Japonya’da Koronavirüs Delta Varyantı Kendi Kendini Yok Etmiş Olabilir!

babanne

New member
Japonya’da Koronavirüs Delta Varyantı Kendi Kendini Yok Etmiş Olabilir! Japonya Temmuz ayında şimdiye kadarki en büyük COVID-19 dalgasını yaşadı. Daha bulaşıcı olan Delta varyantının yayılması ile birlikte hadiseler, evvelki dalganın dört katının üzerine çıkarak rekor kırdı ve günlük yaklaşık 26.000 hadise

Tepe noktasından birkaç ay daha sonrasında, hadise sayısı günde 140 civarında seyrediyor. Bilim insanları, süratli artışın Delta varyantından kaynaklandığını biliyorlar, fakat öbür ülkeler virüse karşı uğraş vermeye devam ederken, ülkelerde olayların nasıl bu kadar süratli bir biçimde düştüğünü çabucak hemen tam olarak çözebilmiş değiller.

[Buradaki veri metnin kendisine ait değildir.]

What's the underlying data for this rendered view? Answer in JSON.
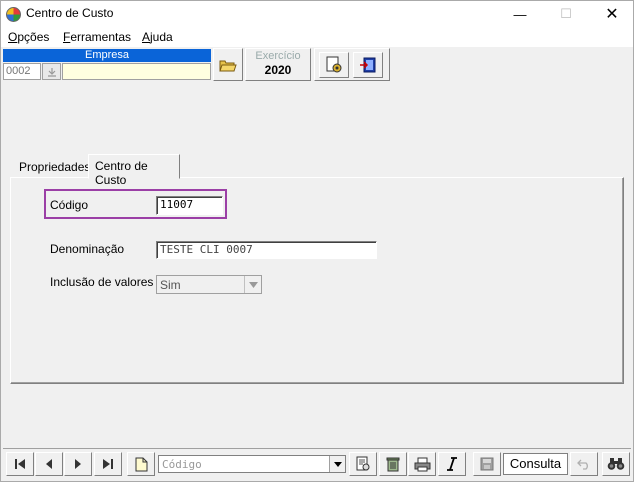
{
  "window": {
    "title": "Centro de Custo",
    "minimize": "—",
    "maximize": "☐",
    "close": "✕"
  },
  "menu": {
    "items": [
      {
        "label": "Opções",
        "mnemonic": "O",
        "rest": "pções"
      },
      {
        "label": "Ferramentas",
        "mnemonic": "F",
        "rest": "erramentas"
      },
      {
        "label": "Ajuda",
        "mnemonic": "A",
        "rest": "juda"
      }
    ]
  },
  "toolbar": {
    "empresa_label": "Empresa",
    "empresa_code": "0002",
    "empresa_name": "",
    "exercicio_label": "Exercício",
    "exercicio_value": "2020"
  },
  "tabs": [
    {
      "label": "Propriedades",
      "active": false
    },
    {
      "label": "Centro de Custo",
      "active": true
    }
  ],
  "form": {
    "codigo_label": "Código",
    "codigo_value": "11007",
    "denominacao_label": "Denominação",
    "denominacao_value": "TESTE CLI 0007",
    "inclusao_label": "Inclusão de valores ?",
    "inclusao_value": "Sim"
  },
  "bottom": {
    "search_placeholder": "Código",
    "mode_label": "Consulta"
  },
  "icons": [
    "first-record-icon",
    "prev-record-icon",
    "next-record-icon",
    "last-record-icon",
    "new-document-icon",
    "open-folder-icon",
    "binoculars-icon",
    "printer-icon",
    "trash-icon",
    "save-icon",
    "undo-icon"
  ],
  "colors": {
    "empresa_header": "#0a64d8",
    "empresa_name_bg": "#ffffe0",
    "highlight": "#9b3fa6"
  }
}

Japonya Ulusal Genetik Enstitüsü araştırmacıları, Delta varyantının kendi muvaffakiyetinin kurbanı olmuş olabileceğini savunuyor. Süratle mutasyona uğrayan tıp, Japonya’da kendini mutasyona uğratarak kuşağının tükenmesine niye olmuş olabilir. Japan Times’ın dediğine bakılırsa, Ituro Inoue ve meslektaşları, virüsün yanılgı düzeltici proteininde bir mutasyon kazandığına ve genetik yanılgıların artık çoğalamayacak kadar birikmesine sebep olduğuna inanıyor.

Bir virüsün kendi süratli evriminin tartısı altında “kendi kendini yok etmesi” muhtemelen birinci kere yaşanan bir olay olmasa da, bu olay sık belgelenmiş değil ve ulus için şanslı bir an olmuş olabilir.

Inoue, The Japan Times’a verdiği bir röportajda, “Bulguları görür görmez tam manasıyla şok olduk” dedi ve devam etti: “Japonya’daki delta varyantı çok bulaşıcıydı ve başka varyantları dışarıda tutuyordu. Fakat mutasyonlar biriktikçe, sonunda kusurlu bir virüs haline geldiğine ve kendi kopyalarını oluşturamadığına inanıyoruz. Olayların artmadığını düşünürsek, bu mutasyonlar sırasında bir noktada direkt doğal yok oluşuna hakikat yöneldiğini düşünüyoruz.

Fikir, araştırmacıların Delta varyantının genomik profillerini incelemesi ve bunları Alfa varyantlarıyla karşılaştırmasıyla başladı. Beklenilen şey, Delta varyantının son derece çeşitli olması ve özgün tipten hayli sayıda çizginin ayrılmasıydı. Bunun yerine, Delta varyantının birdenbire durmuş üzere görünmedilk evvel aslında yalnızca iki büyük kümeye sahip olduğunu keşfettiler. Delta varyantı, en azından Japonya’da, artık mutasyona uğramıyor ve alt soylara ayrılmıyordu.

Araştırmacılar, daha derin bir biçimde viral protein nsp14’ü incelediler. Bu proteinin daha evvel RNA virüslerinde düzeltme okuma enzimi olduğu gösterilmişti – yani virüsün genetik kodu her çoğaldığında, nsp14 hiç bir kusurun ortaya çıkmadığından emin olmak için yeni oluşturulan genetik gereci tarıyor. Düzeltme enzimlerindeki mutasyonlar, çoğunlukla çoğalmayan organizmalar için felaket manasına gelir, bu niçinle hücreye giren, binlerce viriona çoğalan ve yaklaşık 10 saat ortasında konakçı hücreden patlayarak çıkan bir virüs için yanlışlı bir enzim tam manasıyla bir felakete sebep olur.

Araştırmacılar A394V olarak isimlendirilen nsp14 ortasındaki bir bölgede birden çok genetik değişiklik buldular. Bu mutasyonlar, kopyalanamayan sakat bir virüse katkıda bulunuyor üzere görünüyor. Bu durum, Delta varyantının Japonya’dan birkaç ay ortasında nasıl ortadan kaybolduğunu açıklayabilir.

Teori katiyen değişik fakat sıkıntılı virüsün niye baskın tipi geride bıraktığını tam olarak açıklamıyor. olağan olarak diğer açıklamalar da bulunuyor: Japonya en yüksek aşı oranlarından birine sahip ve beşerler maske takma konusunda son derece disiplinli, bu da nüfuslu bölgelerde salgınların süratli bir biçimde durdurulmasının kolaylaşması manasına geliyor.